If the Democrats in Olympia won't take on the archconservative Building Industry Association of Washington (the cowering Democratic house leadership snuffed important homebuyers' protection legislation at the BIAW's request last week), Democratic voters should step up and take on the lobby themselves.
By running an initiative guaranteeing homebuyers the right to sue builders for faulty work (that's what the failed bill would have done), progressives can (1) get a necessary law on the books, and, by draining the BIAW's coffers with a ballot fight, (2) slap down the BIAW. These are two things the Democrats in Olympia don't seem capable of doing themselves.
In fact, as the legislative session in Olympia wraps up, the Democrats—scared of using their majority because it might inspire a voter backlash—don't seem capable of much at all. (Sigh.
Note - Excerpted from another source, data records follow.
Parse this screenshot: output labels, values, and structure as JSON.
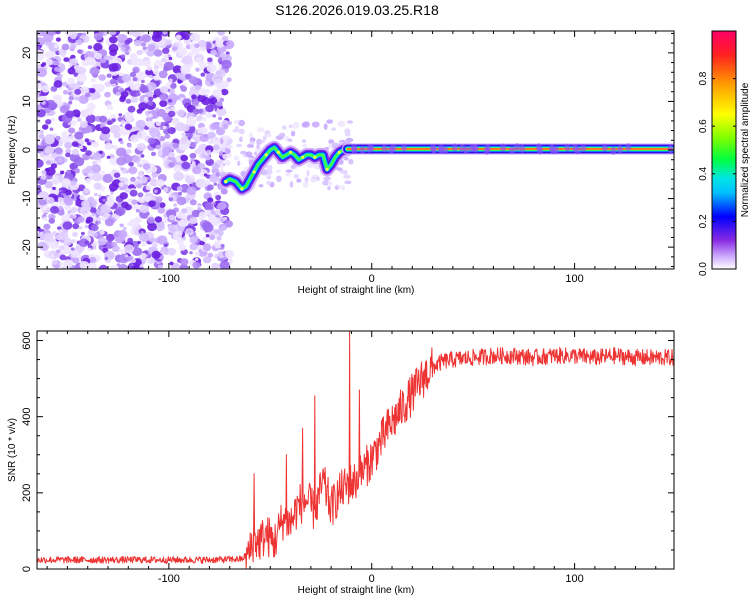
{
  "title": "S126.2026.019.03.25.R18",
  "chart_data": [
    {
      "type": "heatmap",
      "name": "spectrogram",
      "xlabel": "Height of straight line (km)",
      "ylabel": "Frequency (Hz)",
      "xlim": [
        -165,
        149
      ],
      "ylim": [
        -24.5,
        24.5
      ],
      "xticks": [
        -100,
        0,
        100
      ],
      "yticks": [
        -20,
        -10,
        0,
        10,
        20
      ],
      "noise_region_x": [
        -165,
        -70
      ],
      "ridge": {
        "x": [
          -72,
          -70,
          -67,
          -64,
          -62,
          -60,
          -58,
          -56,
          -54,
          -52,
          -50,
          -48,
          -46,
          -44,
          -42,
          -40,
          -38,
          -36,
          -34,
          -32,
          -30,
          -28,
          -26,
          -24,
          -22,
          -20,
          -18,
          -16,
          -14,
          -12
        ],
        "freq": [
          -6.5,
          -6,
          -6.5,
          -8,
          -7.5,
          -6,
          -4.5,
          -3,
          -2,
          -1,
          0,
          0.5,
          -0.5,
          -1.5,
          -1,
          -0.5,
          -1,
          -2,
          -1.5,
          -1,
          -1,
          -1.5,
          -1,
          -1,
          -4,
          -3,
          -1.5,
          -0.5,
          0,
          0.2
        ]
      },
      "carrier": {
        "x_start": -12,
        "x_end": 148,
        "freq": 0.2
      },
      "colorbar": {
        "label": "Normalized spectral amplitude",
        "ticks": [
          0.0,
          0.2,
          0.4,
          0.6,
          0.8
        ],
        "range": [
          0,
          1
        ]
      }
    },
    {
      "type": "line",
      "name": "snr",
      "xlabel": "Height of straight line (km)",
      "ylabel": "SNR (10 * v/v)",
      "xlim": [
        -165,
        149
      ],
      "ylim": [
        0,
        625
      ],
      "xticks": [
        -100,
        0,
        100
      ],
      "yticks": [
        0,
        200,
        400,
        600
      ],
      "color": "#ee3333",
      "x": [
        -165,
        -140,
        -110,
        -80,
        -64,
        -60,
        -58,
        -56,
        -52,
        -48,
        -44,
        -40,
        -36,
        -32,
        -28,
        -24,
        -20,
        -16,
        -12,
        -8,
        -4,
        0,
        4,
        8,
        12,
        16,
        20,
        25,
        30,
        35,
        40,
        50,
        60,
        70,
        80,
        90,
        100,
        110,
        120,
        130,
        140,
        149
      ],
      "y": [
        24,
        24,
        24,
        24,
        26,
        45,
        80,
        70,
        90,
        70,
        130,
        120,
        170,
        180,
        150,
        230,
        160,
        200,
        220,
        230,
        260,
        290,
        330,
        370,
        400,
        430,
        460,
        500,
        530,
        545,
        550,
        555,
        560,
        560,
        555,
        560,
        560,
        555,
        560,
        555,
        555,
        555
      ],
      "spikes": [
        {
          "x": -58,
          "y": 250
        },
        {
          "x": -42,
          "y": 300
        },
        {
          "x": -34,
          "y": 370
        },
        {
          "x": -28,
          "y": 455
        },
        {
          "x": -11,
          "y": 625
        },
        {
          "x": -6,
          "y": 470
        }
      ],
      "noise_amp": [
        {
          "x_from": -165,
          "x_to": -62,
          "amp": 9
        },
        {
          "x_from": -62,
          "x_to": 30,
          "amp": 55
        },
        {
          "x_from": 30,
          "x_to": 149,
          "amp": 22
        }
      ]
    }
  ]
}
What's the point of protecting your numbers if you're not going to use them in the first place?)
Here are 10 other bills that got killed this session: a bill to make global warming a litmus test for new development; a bill to outlaw plastic grocery-store bags; a bill to regulate payday-loan interest rates; a bill to expand family leave; a bill to provide a working-family tax credit; a bill to cap condo conversions; a bill to stop mentally ill people from getting handguns; a bill to prevent landlord discrimination against Section 8 tenants; a couple of bills to stop strip mining on Maury Island; a bill to protect student free speech.
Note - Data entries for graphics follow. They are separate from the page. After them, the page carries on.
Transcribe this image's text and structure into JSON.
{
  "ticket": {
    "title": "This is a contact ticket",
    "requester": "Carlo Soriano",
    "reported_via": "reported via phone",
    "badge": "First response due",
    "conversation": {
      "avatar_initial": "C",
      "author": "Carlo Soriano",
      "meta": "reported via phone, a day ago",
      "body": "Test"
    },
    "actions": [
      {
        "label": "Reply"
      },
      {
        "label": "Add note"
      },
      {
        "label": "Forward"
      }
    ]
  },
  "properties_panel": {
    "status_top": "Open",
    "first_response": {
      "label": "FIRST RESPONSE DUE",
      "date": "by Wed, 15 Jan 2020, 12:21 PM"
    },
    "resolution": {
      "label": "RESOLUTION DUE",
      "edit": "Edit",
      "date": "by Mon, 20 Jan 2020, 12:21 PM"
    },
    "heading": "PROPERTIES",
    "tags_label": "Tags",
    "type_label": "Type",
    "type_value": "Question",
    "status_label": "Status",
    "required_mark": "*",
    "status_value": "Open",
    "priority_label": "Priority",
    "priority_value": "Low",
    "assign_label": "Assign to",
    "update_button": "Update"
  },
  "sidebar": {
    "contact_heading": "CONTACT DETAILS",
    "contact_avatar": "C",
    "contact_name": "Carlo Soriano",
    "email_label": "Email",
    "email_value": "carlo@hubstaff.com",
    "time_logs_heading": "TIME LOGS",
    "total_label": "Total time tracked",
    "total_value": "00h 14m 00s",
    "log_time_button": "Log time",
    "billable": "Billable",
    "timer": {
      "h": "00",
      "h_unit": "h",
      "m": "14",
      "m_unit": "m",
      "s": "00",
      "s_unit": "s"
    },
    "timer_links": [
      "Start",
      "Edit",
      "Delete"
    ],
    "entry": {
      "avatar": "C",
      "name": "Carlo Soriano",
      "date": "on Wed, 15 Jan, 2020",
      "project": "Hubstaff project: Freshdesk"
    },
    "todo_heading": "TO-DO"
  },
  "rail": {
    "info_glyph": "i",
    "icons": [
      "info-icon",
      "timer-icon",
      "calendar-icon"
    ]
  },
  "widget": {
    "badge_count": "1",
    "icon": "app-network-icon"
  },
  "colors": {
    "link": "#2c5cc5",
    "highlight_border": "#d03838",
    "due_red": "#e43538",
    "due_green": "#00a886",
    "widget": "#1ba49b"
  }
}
Ultimate disappointment in the Democrats came to a head late last week, though, when Senator Brian Weinstein's (D-41, Mercer Island) homebuyers-rights legislation—which had become a bellwether bill for the Democrats after leadership chickened out and killed it last year—got killed again. House Speaker Frank Chopp (D-43, Wallingford) kowtowed to the BIAW and let the bill rot in committee.
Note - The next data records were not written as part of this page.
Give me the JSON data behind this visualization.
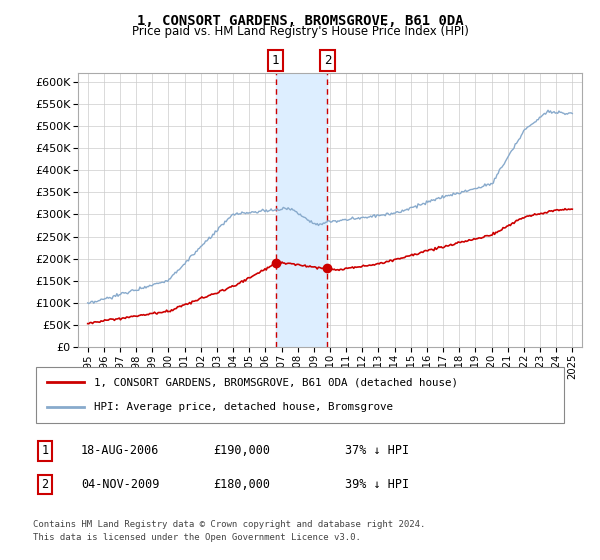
{
  "title": "1, CONSORT GARDENS, BROMSGROVE, B61 0DA",
  "subtitle": "Price paid vs. HM Land Registry's House Price Index (HPI)",
  "ylim": [
    0,
    620000
  ],
  "yticks": [
    0,
    50000,
    100000,
    150000,
    200000,
    250000,
    300000,
    350000,
    400000,
    450000,
    500000,
    550000,
    600000
  ],
  "sale1_date": "18-AUG-2006",
  "sale1_price": 190000,
  "sale1_pct": "37%",
  "sale2_date": "04-NOV-2009",
  "sale2_price": 180000,
  "sale2_pct": "39%",
  "legend_line1": "1, CONSORT GARDENS, BROMSGROVE, B61 0DA (detached house)",
  "legend_line2": "HPI: Average price, detached house, Bromsgrove",
  "footnote1": "Contains HM Land Registry data © Crown copyright and database right 2024.",
  "footnote2": "This data is licensed under the Open Government Licence v3.0.",
  "red_color": "#cc0000",
  "blue_color": "#88aacc",
  "shade_color": "#ddeeff",
  "highlight_x1": 2006.63,
  "highlight_x2": 2009.84,
  "xlim_left": 1994.4,
  "xlim_right": 2025.6
}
It's maddening that Chopp would kiss up to the BIAW (which also had a hand in killing the global-warming bill mentioned above). The BIAW, through its maze of political committees—such as the Washington Affordable Housing Council—pours millions into GOP coffers. (They also donate to Chopp.) They have pledged to elect archconservative GOP gubernatorial candidate Dino Rossi.
Since the BIAW is so hung up on Senator Weinstein's bill, someone should run it as an initiative this fired-up fall. Just as last year's insurance-claim ballot measure, R-67, forced the insurance industry to lay out millions in an unsuccessful effort to kill consumer rights, taking the homebuyer bill to the ballot would similarly screw the BIAW. They'd be diverted from bankrolling Rossi and GOP legislative candidates.
You have until July 3 to turn in 224,800 signatures. If the Democrats won't use their numbers, Democratic voters should use theirs.